Power analysis showed that the group of 45 people is very small to conduct the association study. If we were to conduct an associative study in a group of patients with schizophrenia, we would have to gather a sufficiently large study group related to the frequency of SNVs data in the population. We approached this issue from the other side. We assembled a targeted study group with a current clinical endophenotype, and in this population, we assumed the presence of SNVs in most of the subjects. Our analysis of these SNVs did not show such a relationship.

The presented study was based on the selection of a homogeneous group of patients without remission and with significant cognitive impairment, in whom treatment with clozapine was ineffective. The association of this clinical endophenotype with the single-nucleotide variants selected for study in the NMDA GRIN1, GRIN2A, and GRIN2B receptor coding subunits, would suggest that these SNVs could be potential markers of clozapine resistance in patients with schizophrenia. Our study did not confirm this possibility. However, we cannot exclude the existence of other SNVs present in the NMDA receptor subunits tested that may be associated with clozapine-resistant schizophrenia. It is possible that carrying out more extensive sequencing along with analyzing the expression of these genes would help answer this question.

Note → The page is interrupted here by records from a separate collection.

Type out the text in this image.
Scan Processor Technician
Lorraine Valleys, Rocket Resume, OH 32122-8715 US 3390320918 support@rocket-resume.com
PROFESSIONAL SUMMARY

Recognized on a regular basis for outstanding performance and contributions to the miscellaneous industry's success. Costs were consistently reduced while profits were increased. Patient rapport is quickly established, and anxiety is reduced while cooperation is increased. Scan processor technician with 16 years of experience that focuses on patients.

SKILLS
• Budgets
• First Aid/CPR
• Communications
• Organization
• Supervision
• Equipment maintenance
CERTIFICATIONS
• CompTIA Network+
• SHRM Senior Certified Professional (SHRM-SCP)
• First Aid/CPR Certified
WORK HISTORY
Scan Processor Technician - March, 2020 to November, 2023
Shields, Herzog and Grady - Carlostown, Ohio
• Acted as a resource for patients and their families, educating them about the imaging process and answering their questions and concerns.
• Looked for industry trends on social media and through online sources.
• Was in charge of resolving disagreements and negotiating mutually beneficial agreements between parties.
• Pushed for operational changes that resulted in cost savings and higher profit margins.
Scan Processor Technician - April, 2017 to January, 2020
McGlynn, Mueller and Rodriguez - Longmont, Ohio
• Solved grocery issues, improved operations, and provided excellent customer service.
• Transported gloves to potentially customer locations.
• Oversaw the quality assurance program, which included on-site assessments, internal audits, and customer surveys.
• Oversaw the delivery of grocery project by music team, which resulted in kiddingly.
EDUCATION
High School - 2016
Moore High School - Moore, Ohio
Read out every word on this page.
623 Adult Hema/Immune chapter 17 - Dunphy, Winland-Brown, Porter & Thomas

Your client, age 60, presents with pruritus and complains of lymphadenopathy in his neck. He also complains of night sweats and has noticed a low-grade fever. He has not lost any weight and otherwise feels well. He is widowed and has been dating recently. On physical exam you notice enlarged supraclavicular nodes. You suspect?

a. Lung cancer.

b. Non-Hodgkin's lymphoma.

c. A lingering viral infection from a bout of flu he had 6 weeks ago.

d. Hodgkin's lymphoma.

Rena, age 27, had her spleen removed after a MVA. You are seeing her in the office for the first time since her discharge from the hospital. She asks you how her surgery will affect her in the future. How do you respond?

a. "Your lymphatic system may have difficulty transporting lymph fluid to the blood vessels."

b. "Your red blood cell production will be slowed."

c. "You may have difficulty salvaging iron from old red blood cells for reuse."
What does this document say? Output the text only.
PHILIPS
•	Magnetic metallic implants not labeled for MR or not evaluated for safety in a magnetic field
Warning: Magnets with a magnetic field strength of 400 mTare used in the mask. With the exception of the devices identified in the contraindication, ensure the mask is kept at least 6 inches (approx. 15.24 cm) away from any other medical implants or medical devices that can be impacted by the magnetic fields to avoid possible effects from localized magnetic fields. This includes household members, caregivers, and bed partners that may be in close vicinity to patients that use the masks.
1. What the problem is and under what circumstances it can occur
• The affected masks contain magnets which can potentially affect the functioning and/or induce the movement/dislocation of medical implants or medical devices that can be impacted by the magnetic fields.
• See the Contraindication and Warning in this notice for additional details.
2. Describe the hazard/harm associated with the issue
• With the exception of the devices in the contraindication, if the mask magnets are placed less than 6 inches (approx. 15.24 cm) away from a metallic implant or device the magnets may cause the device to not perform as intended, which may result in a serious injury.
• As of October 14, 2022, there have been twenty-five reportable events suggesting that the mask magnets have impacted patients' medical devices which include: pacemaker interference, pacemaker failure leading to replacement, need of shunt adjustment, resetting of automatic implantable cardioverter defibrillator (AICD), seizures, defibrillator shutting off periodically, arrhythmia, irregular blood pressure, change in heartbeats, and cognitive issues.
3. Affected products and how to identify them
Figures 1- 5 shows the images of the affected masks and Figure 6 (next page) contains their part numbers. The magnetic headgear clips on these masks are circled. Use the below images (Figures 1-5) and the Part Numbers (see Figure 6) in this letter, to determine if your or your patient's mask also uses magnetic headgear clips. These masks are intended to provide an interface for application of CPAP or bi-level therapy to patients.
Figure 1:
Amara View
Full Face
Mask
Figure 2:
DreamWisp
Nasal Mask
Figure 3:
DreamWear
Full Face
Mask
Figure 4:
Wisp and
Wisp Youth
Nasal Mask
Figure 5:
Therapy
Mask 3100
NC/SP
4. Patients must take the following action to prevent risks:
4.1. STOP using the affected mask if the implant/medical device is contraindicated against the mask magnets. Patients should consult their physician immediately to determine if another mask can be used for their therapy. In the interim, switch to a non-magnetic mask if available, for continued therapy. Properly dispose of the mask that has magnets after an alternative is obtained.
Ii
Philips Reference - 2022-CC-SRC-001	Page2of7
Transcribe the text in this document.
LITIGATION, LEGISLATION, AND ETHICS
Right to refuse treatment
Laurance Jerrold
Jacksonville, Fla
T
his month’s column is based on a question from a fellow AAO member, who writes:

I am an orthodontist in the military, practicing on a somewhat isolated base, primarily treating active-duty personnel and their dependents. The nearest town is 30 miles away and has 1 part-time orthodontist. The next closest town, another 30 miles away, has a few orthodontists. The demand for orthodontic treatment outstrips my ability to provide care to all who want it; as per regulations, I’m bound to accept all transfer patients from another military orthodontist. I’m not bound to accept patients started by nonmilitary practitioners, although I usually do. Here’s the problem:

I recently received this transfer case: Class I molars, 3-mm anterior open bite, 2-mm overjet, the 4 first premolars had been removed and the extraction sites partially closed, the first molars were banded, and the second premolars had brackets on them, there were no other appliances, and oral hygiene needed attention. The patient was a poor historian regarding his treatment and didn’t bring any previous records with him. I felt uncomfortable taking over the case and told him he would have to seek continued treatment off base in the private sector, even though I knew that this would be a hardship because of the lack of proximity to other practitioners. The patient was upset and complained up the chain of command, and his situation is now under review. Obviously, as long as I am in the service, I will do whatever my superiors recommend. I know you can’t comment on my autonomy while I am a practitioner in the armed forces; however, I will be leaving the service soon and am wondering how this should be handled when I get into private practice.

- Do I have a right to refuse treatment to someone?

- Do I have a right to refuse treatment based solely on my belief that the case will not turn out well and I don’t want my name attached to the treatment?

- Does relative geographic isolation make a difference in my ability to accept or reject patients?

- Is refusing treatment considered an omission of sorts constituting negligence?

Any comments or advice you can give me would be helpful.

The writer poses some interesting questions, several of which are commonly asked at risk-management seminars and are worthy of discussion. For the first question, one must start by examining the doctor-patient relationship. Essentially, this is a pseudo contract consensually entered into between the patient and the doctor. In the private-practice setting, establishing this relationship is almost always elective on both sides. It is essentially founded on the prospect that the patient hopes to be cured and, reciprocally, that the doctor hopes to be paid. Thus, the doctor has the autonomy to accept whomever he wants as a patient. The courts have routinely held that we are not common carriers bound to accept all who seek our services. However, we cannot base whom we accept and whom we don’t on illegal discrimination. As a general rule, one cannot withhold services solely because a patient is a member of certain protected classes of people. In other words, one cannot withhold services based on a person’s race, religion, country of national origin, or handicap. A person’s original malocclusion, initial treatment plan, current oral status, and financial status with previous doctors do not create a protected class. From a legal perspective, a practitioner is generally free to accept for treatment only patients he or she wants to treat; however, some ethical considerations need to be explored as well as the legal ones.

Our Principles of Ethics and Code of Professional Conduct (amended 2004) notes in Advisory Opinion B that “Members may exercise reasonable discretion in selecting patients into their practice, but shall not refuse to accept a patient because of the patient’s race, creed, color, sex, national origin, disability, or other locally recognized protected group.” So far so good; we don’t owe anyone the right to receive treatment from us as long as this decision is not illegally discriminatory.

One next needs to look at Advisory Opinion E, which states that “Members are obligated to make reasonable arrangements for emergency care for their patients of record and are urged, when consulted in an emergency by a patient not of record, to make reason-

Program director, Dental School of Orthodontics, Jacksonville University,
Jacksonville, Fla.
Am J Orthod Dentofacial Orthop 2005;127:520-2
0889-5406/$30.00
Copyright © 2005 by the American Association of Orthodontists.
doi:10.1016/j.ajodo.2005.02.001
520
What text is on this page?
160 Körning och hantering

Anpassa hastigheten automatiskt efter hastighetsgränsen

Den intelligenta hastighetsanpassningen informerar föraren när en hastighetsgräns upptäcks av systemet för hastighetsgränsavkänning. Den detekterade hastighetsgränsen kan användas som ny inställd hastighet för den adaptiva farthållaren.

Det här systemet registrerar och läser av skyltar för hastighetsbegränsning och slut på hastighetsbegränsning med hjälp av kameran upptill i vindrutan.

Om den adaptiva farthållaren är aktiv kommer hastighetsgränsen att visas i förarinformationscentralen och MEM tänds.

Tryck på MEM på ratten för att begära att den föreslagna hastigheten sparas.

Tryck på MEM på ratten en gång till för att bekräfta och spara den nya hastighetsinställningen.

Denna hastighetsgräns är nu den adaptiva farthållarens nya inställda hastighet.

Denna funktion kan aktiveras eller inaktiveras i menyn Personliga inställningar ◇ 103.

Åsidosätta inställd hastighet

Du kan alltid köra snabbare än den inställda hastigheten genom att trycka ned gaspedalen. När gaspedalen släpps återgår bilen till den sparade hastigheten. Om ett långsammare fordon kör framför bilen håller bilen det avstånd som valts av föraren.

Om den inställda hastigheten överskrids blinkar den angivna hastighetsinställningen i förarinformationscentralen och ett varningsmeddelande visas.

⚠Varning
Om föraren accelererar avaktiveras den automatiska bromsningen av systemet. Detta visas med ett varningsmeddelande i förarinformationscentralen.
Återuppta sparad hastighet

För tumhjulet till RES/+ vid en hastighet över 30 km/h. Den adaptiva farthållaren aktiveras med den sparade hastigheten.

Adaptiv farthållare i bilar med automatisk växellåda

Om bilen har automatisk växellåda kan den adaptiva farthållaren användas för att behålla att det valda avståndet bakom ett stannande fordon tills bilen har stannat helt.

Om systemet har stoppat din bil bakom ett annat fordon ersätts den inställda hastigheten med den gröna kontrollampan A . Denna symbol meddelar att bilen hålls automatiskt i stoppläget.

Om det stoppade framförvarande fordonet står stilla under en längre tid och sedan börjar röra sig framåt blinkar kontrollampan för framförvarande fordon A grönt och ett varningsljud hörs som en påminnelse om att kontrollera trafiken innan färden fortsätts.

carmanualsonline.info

It should be assumed that both the phenomenon of resistance to clozapine treatment and the occurrence in this group of cognitive impairment are associated with a different genetic background or the influence of environmental factors. The patients in the study group took various antipsychotic drugs; therefore, the observed cognitive impairment may also be the effect of the antipsychotic drugs themselves [21].

The size of the study group as for genetic testing is the major limitation of the study, so the obtained results should be treated as preliminary and should be confirmed in bigger sample studies; however, in our opinion, if super-resistance to the treatment or cognitive impairment would be associated with the tested single-nucleotide variants, they should be present at least in some patients.

Our conclusion is that selected single-nucleotide variants in GRIN1, GRIN2A, and GRIN2B genes of NMDA-R do not seem to be associated with both resistance to schizophrenia treatment with clozapine, and also with the occurrence of cognitive disturbances in schizophrenia.